Friday, May 10, 2013

Liquidity tightness in Banking System

KATHMANDU, MAY 10 - 2013

Amid tightening liquidity situation in the banking system, institutional depositors are making it hard for banks and financial institutions (BFIs) to get deposits at cheaper rates.

While BFIs themselves are offering higher interest rates—over 10 percent—to attract institutional depositors, the latter are demanding even more. They said the demand for funds from BFIs has increased massively in recent days.

One of the biggest institutional depositors, Employees Provident Fund (EPF), has been taking a stance that it will deposit its money only in banks that agree to offer 11 percent interest. “Our position is it (the interest rate) has to be 11 percent,” said EPF Administrator Krishna Prasad Acharya. “We accepted six percent interest rate when there was high liquidity in the banking system.”

According to Acharya, banks are offering up to 10.75 percent interest. The EPF has deposited more than Rs 25 billion in commercial banks. As newer banks are largely dependent on institutional deposits, they become ready to pay whatever demanded by institutional depositors.

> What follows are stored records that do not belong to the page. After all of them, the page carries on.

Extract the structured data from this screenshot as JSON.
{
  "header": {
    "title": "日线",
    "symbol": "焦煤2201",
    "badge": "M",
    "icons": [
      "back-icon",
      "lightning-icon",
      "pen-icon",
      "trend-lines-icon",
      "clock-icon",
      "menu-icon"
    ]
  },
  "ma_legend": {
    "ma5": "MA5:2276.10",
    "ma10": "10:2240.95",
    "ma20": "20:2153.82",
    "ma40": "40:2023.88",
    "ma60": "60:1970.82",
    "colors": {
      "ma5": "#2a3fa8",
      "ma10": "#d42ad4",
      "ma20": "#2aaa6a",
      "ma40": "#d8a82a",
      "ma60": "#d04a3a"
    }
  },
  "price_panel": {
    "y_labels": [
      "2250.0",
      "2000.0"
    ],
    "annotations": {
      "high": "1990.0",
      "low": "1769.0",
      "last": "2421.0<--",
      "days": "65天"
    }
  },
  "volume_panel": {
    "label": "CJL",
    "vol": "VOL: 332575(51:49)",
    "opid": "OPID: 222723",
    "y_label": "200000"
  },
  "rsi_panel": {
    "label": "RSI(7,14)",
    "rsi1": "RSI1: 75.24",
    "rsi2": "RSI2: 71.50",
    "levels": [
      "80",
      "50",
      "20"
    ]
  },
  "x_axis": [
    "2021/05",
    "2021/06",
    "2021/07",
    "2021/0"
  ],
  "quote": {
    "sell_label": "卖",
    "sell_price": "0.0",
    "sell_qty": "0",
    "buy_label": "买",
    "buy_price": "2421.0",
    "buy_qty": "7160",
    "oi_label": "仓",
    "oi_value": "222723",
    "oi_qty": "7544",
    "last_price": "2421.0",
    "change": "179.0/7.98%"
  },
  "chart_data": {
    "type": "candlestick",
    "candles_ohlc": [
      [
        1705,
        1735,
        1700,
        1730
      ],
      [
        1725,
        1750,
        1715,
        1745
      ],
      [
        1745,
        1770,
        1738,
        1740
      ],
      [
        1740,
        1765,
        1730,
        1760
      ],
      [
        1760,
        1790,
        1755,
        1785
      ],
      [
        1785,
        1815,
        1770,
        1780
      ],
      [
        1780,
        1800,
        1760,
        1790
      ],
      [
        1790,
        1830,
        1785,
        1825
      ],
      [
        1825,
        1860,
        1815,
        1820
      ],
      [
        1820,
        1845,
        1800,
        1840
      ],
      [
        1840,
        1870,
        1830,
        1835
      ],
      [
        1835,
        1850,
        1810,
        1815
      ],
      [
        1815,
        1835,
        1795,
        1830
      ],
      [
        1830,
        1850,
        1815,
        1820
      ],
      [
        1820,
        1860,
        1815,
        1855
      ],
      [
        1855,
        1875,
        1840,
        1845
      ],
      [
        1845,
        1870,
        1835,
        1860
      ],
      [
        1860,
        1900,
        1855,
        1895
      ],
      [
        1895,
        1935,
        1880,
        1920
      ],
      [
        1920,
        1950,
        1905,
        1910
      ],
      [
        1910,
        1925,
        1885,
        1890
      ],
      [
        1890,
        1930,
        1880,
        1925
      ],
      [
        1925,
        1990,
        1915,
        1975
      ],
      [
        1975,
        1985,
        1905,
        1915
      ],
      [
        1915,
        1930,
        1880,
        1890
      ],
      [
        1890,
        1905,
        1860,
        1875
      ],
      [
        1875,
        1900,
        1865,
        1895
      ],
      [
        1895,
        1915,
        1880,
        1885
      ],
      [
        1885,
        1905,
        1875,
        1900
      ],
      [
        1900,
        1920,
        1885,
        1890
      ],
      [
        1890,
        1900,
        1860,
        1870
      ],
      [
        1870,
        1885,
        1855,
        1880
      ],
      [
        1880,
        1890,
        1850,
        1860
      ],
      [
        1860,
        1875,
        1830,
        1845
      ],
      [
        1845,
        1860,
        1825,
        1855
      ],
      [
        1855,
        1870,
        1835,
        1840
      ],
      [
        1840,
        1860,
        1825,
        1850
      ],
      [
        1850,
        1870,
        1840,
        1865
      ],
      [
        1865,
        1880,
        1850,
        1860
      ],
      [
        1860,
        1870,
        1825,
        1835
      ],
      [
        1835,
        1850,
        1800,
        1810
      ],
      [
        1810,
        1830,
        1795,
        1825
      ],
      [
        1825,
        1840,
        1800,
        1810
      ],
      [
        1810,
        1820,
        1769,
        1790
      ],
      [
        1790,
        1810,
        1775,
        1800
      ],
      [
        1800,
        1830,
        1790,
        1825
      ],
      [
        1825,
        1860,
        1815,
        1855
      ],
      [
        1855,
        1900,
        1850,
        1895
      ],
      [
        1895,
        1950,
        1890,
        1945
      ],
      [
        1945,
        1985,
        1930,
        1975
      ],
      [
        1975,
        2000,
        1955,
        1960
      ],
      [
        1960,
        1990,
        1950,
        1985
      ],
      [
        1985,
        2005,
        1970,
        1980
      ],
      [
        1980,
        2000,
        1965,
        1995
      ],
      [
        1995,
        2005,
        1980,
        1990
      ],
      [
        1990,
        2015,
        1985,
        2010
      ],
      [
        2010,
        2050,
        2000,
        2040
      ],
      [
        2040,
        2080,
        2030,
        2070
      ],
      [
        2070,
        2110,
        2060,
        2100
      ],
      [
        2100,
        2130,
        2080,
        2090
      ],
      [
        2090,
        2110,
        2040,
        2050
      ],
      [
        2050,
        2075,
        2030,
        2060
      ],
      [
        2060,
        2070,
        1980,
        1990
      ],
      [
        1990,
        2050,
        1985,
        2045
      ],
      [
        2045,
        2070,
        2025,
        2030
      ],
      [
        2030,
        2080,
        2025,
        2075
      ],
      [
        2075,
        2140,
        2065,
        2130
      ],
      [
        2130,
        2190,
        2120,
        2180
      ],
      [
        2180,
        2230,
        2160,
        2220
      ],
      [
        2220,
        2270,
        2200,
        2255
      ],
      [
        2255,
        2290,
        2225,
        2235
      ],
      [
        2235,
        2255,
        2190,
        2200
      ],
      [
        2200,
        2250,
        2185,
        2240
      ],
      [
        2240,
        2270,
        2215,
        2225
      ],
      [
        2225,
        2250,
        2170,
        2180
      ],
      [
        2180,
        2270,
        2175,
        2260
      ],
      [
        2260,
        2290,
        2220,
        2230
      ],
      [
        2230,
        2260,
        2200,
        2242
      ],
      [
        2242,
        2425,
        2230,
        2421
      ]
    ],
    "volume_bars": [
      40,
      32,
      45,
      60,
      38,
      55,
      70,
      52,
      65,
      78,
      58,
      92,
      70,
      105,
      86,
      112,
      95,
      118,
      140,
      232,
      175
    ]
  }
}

As per the latest Nepal Rastra Bank (NRB) statistics, fixed deposits account for 41.3 percent of BFIs’ total deposits, and a major proportion of the fixed deposits come from institutional depositors. As of mid-March, total fixed deposits in BFIs stood at Rs 377.86 billion.

Besides EPF, other institutional depositors are also negotiating for higher interest rates. Citizens Investment Trust (CIT) is not depositing its money in banks that offer less than 10.75 percent interest. “Banks are offering up to 10.75 percent interest, and we have taken a policy of charging the same rate to all banks that seek our deposits,” said CIT Exe-cutive Director Rishi Ram Gautam.

The CIT has deposited more than Rs 17 billion in BFIs and it deposits a maximum of Rs 200 million in a single bank at a time. However, it has also adopted a policy of depositing up to Rs 1 billion in a single commercial bank, according to Gautam.

Bankers said the government’s failure to spend development budget forced them to offer higher interest rates on deposits. As of mid-April, Rs 57 billion has been stuck at the government’s treasury, which has not come into the banking system.

“The government should either spend the budget or the central bank should reduce the statutory liquidity ratio, cash reserve ratio or credit-to-deposit ratio to ease the current liquidity crunch,” said Commerz and Trust Bank CEO Anal Raj Bhattarai.

Commerz and Trust has also increased its interest rate on fixed deposit to 9.5 percent from 8 percent, while that on saving deposits has been increased to 8 percent from 6 percent. “If the situation does not improve within a month, we will be forced to increase the interest rate on lending too,” Bhattarai said. “We are waiting for the government to expedite spending which will ease the liquidity situation.”

On Thursday, the inter-bank lending rate was at 5.5 percent. Credit-to-deposit ratio of a few banks has crossed 80 percent, with credit increasing by 16.5 percent compared to deposit growth of 6.5 percent.

Excess cash reserve of commercial banks at the central bank has remained at Rs 8.8 billion, according to an NRB official, which used to be around Rs 50 billion when banks were flooded with liquidity.

“Net liquid asset has come down to 30 percent in recent days from 34 percent a few months ago, which is a clear sign of the tightness in liquidity,” said the central bank official.

Net liquid assets includes assets such as cash (and equivalents), stocks, bonds and bank deposits after deducting liabilities.